The BEA tracks gross output for 65 different industries. If gross output is divided by the number employed in a specific industry, then gross output per employee is obtained. This would be a rough measure of how much a specific industry contributes to the economy. It also allows comparison of industry to industry. Gross output per software developer does not make the top 25 industries. In fact, software development ranks 39 out of the 65 industries tracked by BEA. This means software development is in the bottom half of those contributing to the US gross output. The good news is software development is moving up. In 1987 it was ranked 46; so in 16 years, the software development has moved up 7 places.

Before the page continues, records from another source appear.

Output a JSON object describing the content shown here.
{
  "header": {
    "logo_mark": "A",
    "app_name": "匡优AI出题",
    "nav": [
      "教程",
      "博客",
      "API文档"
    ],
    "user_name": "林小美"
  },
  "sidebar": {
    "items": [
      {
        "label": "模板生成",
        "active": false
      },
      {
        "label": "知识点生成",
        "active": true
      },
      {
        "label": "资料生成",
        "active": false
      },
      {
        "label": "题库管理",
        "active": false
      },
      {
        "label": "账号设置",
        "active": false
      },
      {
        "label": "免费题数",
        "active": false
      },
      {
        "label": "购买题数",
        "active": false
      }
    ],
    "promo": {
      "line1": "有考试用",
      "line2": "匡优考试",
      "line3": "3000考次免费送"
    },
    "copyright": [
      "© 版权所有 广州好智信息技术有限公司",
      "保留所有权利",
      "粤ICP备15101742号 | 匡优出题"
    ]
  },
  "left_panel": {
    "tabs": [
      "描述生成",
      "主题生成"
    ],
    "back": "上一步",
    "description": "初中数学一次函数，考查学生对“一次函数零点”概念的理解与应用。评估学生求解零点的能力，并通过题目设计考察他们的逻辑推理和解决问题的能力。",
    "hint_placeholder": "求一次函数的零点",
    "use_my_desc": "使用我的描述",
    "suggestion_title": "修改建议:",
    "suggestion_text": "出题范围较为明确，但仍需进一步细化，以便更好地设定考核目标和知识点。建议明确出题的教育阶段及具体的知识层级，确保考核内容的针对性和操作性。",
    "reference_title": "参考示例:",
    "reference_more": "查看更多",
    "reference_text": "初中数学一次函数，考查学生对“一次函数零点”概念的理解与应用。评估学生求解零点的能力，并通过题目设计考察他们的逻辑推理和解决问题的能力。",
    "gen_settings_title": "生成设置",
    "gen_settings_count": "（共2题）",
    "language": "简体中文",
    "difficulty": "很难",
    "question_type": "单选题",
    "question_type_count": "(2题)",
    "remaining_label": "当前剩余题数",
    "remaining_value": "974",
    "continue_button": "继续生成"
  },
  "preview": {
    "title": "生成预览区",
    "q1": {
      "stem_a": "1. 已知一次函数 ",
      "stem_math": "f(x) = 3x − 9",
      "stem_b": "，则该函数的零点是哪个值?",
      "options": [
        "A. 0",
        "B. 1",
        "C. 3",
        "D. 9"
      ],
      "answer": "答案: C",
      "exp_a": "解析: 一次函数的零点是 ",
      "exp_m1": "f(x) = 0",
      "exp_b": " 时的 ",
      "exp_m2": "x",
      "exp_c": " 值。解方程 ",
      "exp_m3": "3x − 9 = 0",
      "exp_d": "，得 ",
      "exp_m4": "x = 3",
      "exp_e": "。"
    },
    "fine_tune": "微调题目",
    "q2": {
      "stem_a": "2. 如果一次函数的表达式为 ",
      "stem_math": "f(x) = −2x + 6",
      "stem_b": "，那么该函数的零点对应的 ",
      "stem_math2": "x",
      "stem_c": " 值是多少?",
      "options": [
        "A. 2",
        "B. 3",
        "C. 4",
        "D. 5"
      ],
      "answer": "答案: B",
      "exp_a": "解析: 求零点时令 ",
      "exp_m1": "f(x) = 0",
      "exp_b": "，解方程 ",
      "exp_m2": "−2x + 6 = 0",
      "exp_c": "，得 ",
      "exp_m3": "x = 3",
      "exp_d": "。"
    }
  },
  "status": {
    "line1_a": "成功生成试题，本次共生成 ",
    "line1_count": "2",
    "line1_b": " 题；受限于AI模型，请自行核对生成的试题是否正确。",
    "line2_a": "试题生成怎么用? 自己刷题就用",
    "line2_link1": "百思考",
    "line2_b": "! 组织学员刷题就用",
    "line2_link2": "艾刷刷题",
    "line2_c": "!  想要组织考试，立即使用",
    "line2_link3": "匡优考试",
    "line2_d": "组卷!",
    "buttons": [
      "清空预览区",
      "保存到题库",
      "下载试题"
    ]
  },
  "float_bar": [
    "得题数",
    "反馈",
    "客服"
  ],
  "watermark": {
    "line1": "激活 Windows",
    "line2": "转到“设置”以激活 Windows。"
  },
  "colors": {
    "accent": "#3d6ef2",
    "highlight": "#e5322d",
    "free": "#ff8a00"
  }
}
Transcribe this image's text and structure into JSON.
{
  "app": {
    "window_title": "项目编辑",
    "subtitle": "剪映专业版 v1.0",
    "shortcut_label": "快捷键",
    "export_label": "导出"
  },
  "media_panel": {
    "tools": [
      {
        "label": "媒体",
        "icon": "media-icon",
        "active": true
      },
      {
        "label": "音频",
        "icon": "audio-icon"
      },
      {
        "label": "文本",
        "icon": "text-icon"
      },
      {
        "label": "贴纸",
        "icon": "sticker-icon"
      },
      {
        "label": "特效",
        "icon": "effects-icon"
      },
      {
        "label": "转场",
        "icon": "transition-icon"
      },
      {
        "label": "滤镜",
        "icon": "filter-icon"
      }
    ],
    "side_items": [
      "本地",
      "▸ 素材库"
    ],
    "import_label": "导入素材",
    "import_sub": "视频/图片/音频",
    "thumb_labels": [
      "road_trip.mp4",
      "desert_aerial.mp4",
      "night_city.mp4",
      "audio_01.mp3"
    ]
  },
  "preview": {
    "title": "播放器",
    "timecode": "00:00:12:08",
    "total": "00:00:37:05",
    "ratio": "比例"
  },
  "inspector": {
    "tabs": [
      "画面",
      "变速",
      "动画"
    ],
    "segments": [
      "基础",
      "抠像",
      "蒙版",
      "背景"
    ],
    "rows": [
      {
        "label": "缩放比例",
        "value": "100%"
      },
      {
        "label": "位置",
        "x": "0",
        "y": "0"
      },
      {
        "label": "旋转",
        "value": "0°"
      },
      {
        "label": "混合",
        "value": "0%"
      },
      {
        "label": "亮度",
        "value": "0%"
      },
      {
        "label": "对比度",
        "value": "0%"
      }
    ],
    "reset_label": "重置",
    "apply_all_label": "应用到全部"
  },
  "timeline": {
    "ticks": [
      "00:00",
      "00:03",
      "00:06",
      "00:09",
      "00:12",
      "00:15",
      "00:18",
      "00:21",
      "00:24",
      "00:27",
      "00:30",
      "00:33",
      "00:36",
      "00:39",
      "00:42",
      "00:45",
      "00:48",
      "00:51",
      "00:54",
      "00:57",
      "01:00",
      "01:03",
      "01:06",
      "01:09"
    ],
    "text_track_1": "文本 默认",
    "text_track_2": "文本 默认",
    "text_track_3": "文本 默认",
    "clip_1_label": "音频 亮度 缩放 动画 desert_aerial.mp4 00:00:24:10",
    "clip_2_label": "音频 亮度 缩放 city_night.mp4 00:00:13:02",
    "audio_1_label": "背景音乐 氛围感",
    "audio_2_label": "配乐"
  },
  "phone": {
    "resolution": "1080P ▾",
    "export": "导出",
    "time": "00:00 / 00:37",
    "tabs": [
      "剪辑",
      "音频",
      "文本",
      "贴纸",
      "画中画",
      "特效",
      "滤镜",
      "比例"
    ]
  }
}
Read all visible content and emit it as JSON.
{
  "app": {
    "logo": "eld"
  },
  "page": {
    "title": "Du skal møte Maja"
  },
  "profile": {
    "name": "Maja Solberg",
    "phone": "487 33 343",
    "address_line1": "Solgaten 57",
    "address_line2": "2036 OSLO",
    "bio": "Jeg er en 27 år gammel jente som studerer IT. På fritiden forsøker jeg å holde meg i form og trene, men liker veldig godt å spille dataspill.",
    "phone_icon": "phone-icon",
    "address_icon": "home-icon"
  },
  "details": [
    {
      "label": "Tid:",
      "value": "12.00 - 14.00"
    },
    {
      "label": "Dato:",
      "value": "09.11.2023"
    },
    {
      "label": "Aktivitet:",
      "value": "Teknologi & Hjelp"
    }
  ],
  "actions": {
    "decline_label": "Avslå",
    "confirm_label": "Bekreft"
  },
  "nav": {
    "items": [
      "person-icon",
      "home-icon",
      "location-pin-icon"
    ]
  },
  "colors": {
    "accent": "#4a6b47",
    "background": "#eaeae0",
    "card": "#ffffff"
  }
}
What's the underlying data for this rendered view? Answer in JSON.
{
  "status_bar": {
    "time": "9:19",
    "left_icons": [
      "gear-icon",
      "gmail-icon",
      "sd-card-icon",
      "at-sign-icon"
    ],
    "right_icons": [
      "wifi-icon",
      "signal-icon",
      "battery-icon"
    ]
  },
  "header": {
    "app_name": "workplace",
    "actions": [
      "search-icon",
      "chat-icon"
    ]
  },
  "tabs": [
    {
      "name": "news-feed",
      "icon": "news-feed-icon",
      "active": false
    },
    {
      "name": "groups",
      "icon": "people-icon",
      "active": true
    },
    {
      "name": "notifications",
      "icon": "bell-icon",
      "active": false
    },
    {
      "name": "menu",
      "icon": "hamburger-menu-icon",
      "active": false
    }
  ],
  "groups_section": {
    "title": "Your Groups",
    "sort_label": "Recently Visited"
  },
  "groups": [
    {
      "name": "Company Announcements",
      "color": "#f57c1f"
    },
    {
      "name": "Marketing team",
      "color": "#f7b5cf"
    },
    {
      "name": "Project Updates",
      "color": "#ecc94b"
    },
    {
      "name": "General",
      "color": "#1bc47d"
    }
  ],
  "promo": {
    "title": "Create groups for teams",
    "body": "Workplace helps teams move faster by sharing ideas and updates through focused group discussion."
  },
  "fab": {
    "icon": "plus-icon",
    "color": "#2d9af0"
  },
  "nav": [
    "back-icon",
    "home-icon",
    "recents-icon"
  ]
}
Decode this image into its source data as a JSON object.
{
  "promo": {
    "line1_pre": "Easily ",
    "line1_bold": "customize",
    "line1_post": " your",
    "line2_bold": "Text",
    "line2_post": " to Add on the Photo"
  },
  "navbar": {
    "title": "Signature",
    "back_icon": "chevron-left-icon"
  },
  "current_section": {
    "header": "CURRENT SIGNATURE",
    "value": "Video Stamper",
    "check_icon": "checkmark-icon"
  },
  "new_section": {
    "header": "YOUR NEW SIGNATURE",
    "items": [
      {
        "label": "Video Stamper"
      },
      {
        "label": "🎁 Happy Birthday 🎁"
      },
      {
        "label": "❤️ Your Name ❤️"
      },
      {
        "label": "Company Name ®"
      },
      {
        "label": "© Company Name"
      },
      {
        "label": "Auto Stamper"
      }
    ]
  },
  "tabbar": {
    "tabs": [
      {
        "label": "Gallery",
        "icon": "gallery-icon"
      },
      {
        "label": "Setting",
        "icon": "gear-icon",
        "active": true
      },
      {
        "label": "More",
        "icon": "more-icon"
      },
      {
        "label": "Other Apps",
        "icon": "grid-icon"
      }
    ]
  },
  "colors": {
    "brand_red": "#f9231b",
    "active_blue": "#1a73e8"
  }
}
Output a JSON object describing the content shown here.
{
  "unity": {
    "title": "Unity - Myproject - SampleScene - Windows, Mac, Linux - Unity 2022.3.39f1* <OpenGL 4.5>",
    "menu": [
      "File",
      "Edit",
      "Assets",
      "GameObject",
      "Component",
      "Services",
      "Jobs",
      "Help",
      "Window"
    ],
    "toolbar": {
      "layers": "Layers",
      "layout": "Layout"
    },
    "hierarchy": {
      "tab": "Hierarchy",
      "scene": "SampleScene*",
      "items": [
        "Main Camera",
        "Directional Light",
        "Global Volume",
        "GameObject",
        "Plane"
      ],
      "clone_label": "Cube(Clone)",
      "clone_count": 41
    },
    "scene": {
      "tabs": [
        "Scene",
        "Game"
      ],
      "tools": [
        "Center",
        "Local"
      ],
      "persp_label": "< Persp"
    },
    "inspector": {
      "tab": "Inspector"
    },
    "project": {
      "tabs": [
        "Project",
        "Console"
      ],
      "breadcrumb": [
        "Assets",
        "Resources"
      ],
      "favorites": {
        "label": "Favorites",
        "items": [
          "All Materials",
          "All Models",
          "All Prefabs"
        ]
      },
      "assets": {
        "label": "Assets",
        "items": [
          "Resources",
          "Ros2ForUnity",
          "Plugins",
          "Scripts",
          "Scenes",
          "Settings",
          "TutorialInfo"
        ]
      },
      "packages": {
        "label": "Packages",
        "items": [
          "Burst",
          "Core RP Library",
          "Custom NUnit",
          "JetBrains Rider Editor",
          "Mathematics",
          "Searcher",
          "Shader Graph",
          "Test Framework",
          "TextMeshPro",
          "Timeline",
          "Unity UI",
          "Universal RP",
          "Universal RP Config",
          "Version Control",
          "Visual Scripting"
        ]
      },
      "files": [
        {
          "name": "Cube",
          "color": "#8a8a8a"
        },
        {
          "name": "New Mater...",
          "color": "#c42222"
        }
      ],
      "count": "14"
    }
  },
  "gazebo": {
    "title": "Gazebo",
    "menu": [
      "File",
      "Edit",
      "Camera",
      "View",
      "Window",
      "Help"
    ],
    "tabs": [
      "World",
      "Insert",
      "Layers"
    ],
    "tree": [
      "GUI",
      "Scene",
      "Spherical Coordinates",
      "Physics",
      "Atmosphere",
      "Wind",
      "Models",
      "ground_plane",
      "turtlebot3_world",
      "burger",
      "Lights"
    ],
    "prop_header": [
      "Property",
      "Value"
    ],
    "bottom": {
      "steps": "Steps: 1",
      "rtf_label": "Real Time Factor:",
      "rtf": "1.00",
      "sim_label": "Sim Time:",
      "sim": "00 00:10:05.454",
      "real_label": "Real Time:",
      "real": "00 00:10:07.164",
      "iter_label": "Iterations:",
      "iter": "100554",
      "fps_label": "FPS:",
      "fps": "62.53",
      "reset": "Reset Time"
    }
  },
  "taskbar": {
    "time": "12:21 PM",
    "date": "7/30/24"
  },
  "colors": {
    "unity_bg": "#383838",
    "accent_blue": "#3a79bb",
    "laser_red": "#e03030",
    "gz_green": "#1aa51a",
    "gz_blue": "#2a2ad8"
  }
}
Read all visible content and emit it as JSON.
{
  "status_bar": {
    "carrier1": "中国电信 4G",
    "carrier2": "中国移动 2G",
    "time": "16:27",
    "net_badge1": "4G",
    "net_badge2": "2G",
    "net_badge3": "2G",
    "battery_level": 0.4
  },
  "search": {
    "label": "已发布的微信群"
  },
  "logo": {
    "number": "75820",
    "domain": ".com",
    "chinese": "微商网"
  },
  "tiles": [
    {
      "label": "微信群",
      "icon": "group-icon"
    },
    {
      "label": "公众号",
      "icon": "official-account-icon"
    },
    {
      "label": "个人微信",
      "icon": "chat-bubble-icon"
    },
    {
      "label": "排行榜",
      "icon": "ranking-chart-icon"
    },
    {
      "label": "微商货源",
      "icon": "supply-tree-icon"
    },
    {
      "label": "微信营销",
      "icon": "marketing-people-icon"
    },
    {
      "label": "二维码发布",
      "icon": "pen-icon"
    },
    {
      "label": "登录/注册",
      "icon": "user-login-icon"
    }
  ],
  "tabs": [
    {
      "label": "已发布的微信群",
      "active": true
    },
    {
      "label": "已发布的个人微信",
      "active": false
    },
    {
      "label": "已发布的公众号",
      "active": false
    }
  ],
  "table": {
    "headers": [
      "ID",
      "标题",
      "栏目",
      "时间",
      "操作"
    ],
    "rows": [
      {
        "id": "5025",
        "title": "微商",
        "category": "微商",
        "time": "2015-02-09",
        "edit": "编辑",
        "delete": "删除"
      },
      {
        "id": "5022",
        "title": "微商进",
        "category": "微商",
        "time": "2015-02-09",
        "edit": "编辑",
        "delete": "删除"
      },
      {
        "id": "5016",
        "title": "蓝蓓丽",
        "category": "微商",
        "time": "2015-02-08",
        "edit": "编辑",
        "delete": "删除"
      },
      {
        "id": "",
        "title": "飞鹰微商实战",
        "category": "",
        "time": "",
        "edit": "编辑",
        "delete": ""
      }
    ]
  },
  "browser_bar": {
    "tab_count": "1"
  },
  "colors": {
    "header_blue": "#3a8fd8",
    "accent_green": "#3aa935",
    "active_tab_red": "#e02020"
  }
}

A farmer contributes more to gross output than the typical software developer. Gross output per those employed in farming is nearly twice that of a software developer. A farmer contributes $325,032 to gross output while a software developer contributes only $182,407. Just like software today, the agricultural sector was once a very labor-intensive industry. The productivity of the individual farmer has soared over the past century because of the use of tools and better farming techniques. It is amazing to compare the top of the line farm tractor manufactured in the 1950s with a top of the line farm tractor manufactured today. The tools used in farming have helped the farmer increase productivity.

As the following table demonstrates, gross output per software developer lags behind nearly all manufacturing industries. Software developers do a bit better than those in the wood working industry and those fabricating metals. Software developers are far behind those in the motor vehicles, paper, and chemical industries. One of the reasons for these low numbers is software development is still very labor-intensive. The tools and techniques of the other industries are far superior to the software industry. This is starting to change, but software is still put together by hand.

Industry Sector Gross Output Per Worker
Textile Product Mills $176,350
Metal Fabrications $177,639
Wood Products $181,347
Software Development $182,407
All Manufacturing $314,196
Paper Products $320,661
Motor Vehicles $439,000
Chemical Products $615,639

As the manufacturing sector matured, by using a combination of automation and foreign labor, it increased per employee productivity. This was accomplished by the introduction of better tools, methods, and outsourcing of work to foreign lands especially, Asia.

The software industry is headed down the same path as manufacturing and agriculture industries. There is desire to increase productivity by using better techniques, tools, and by outsourcing. The software trend rhymes with other industries.